You just finished clearing your driveway after getting up at 5:00 am to be able to start your day on time when the blasted plow rumbles by, blocking your exit with a thick, heavy berm. It is the fifth time this has happened this week. What do you do?Snow rage can be added to the growing list of rages, including road rage, air rage, office rage, work rage and rejection rage. The term was coined in 2008 when police in Quebec blamed snow piles for inspiring “a rash of snowblower thefts and incited at least two armed clashes." In 2009, there were two incidents of armed residents threatening snowplow operators in Spokane, WA. And now, we've got people attacking plow drivers on the east coast.

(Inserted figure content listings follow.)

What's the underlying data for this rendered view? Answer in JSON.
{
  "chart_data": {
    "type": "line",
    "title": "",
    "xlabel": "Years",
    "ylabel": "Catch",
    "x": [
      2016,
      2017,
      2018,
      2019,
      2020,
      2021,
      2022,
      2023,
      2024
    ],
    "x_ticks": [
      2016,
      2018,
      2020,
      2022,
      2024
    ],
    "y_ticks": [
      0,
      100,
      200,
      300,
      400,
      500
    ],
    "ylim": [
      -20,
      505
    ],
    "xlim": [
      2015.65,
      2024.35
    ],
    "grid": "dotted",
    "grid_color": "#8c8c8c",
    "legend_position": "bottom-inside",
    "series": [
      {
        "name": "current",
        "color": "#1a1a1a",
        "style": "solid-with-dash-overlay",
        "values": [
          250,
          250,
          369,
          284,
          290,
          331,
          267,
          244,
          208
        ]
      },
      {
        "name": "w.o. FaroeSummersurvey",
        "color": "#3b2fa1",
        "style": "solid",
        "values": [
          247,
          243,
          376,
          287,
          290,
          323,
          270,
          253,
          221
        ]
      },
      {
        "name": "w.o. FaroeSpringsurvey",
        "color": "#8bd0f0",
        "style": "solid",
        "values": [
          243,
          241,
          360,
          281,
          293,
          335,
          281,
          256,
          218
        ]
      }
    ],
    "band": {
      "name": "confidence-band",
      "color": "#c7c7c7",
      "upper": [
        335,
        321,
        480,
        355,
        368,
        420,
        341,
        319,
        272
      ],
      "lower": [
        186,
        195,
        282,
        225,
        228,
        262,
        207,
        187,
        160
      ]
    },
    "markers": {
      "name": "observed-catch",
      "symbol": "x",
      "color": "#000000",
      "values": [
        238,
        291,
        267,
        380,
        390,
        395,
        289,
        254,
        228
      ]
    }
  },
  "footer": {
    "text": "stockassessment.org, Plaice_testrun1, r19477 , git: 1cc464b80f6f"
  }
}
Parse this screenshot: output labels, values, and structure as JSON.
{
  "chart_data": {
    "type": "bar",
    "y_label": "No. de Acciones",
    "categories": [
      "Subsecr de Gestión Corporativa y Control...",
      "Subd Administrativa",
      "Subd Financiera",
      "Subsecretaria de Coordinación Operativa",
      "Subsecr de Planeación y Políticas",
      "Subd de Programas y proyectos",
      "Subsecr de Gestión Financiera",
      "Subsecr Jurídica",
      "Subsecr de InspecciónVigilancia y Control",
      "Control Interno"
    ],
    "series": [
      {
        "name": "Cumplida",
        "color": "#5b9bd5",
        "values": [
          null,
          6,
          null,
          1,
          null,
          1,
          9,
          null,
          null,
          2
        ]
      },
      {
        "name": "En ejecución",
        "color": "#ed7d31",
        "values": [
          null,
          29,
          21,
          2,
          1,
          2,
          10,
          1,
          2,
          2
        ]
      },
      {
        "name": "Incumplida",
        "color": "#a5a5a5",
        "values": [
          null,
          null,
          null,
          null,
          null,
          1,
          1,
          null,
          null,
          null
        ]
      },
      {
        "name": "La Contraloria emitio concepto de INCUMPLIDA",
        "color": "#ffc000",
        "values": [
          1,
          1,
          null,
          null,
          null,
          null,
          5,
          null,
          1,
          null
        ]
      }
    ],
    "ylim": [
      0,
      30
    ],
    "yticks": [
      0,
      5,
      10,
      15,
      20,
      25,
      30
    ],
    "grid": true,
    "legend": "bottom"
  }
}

a) chase the snow plow down the street to take it out on plow and driver
b) yell a stream of expletives, shake yr fist at the sky, then grab the shovel and dig
c) shrug, grab the shovel and dig
d) go back to bed
e) other unspecified nonviolent activity
Wisconsin is not immune from snow rage, especially when a snowplow takes out our mailbox. But I like to think that we are a bit crustier and more pragmatic about blizzards here despite all the tv storm team build-up.
Anger management is important in any case of violent behavior. But, do we really need a special name for rage in various settings and circumstances? If so, maybe angry people acting out of a belief that global warming is causing blizzards should get a rage all their own: global-warming-caused-snow rage.